Nevertheless, this book collects interesting phenomena about adjective adverb
interfaces, and all chapters include substantial data. The issue of these
interfaces seems not to be resolved, however; thus it would be interesting to
read a second volume where more languages are included and the question of
adverbial adjectives is handled by applying the same criteria to all
languages.


ABOUT THE REVIEWER

Berta González is a Postdoctoral Fellow Juan de la Cierva at the Universidad
Autónoma de Madrid. She holds a PhD in Classical Philology from the UCM, a BA
in Classical Philology from UCM and a BA in Italian Philology from the UV. Her
dissertation (2015) is entitled “Expresión de la Procedencia en lenguas
indoeuropeas antiguas: griego, latín e hitita”. She has worked as a researcher
at the Università Cattolica di Milano, in the Index Thomisticus Treebank
project, where she collaborated with Marco C. Passarotti annotating Latin
texts semantically and pragmatically.

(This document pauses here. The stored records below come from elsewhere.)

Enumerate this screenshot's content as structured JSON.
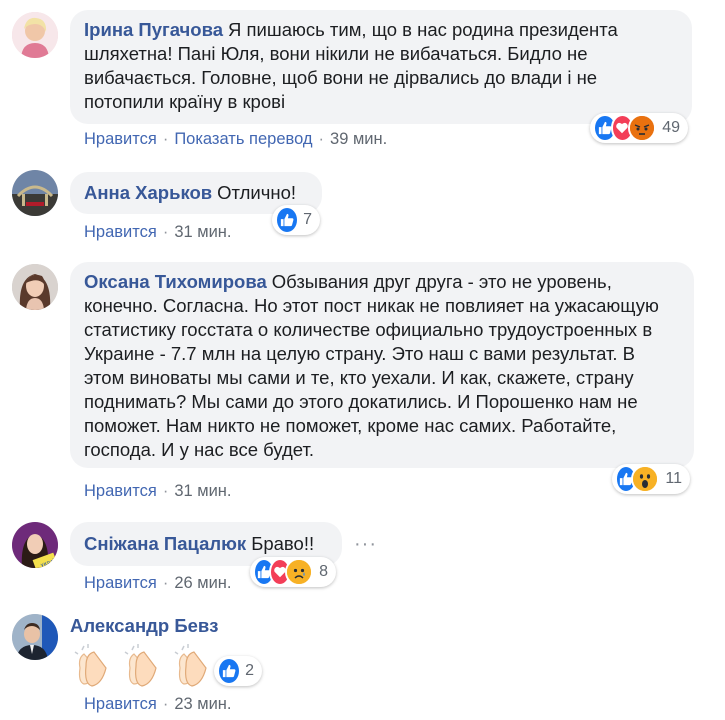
{
  "actions": {
    "like_label": "Нравится",
    "translate_label": "Показать перевод",
    "separator": "·"
  },
  "colors": {
    "author": "#385898",
    "like": "#1877f2",
    "love": "#f33e58",
    "emoji": "#f7b125",
    "bubble": "#f2f3f5"
  },
  "comments": [
    {
      "author": "Ірина Пугачова",
      "text": "Я пишаюсь тим, що в нас родина президента шляхетна! Пані Юля, вони нікили не вибачаться. Бидло не вибачається. Головне, щоб вони не дірвались до влади і не потопили країну в крові",
      "time": "39 мин.",
      "reaction_count": "49",
      "reactions": [
        "like",
        "love",
        "angry"
      ]
    },
    {
      "author": "Анна Харьков",
      "text": "Отлично!",
      "time": "31 мин.",
      "reaction_count": "7",
      "reactions": [
        "like"
      ]
    },
    {
      "author": "Оксана Тихомирова",
      "text": "Обзывания друг друга - это не уровень, конечно. Согласна. Но этот пост никак не повлияет на ужасающую статистику госстата о количестве официально трудоустроенных в Украине - 7.7 млн на целую страну. Это наш с вами результат. В этом виноваты мы сами и те, кто уехали. И как, скажете, страну поднимать? Мы сами до этого докатились. И Порошенко нам не поможет. Нам никто не поможет, кроме нас самих. Работайте, господа. И у нас все будет.",
      "time": "31 мин.",
      "reaction_count": "11",
      "reactions": [
        "like",
        "wow"
      ]
    },
    {
      "author": "Сніжана Пацалюк",
      "text": "Браво!!",
      "time": "26 мин.",
      "reaction_count": "8",
      "reactions": [
        "like",
        "love",
        "sad"
      ],
      "more_icon": "more-dots-icon"
    },
    {
      "author": "Александр Бевз",
      "text": "",
      "time": "23 мин.",
      "reaction_count": "2",
      "reactions": [
        "like"
      ],
      "stickers": [
        "clapping-hands",
        "clapping-hands",
        "clapping-hands"
      ]
    }
  ]
}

Apart from her work in Latin Linguistics
with the REGLA Project, she is still in contact with the Ido-European
Linguistics, as a member of two different projects in the UCM, “Estudio de
Morfosintaxis Nominal: lenguas paleohispánicas e indoeuropeas antiguas” and
“Relaciones lingüísticas y culturales entre Irán y el mundo clásico durante el
período del Imperio parto”. In addition to her work in Linguistics, Berta is
also interested in the study of female characters in Classical Literature.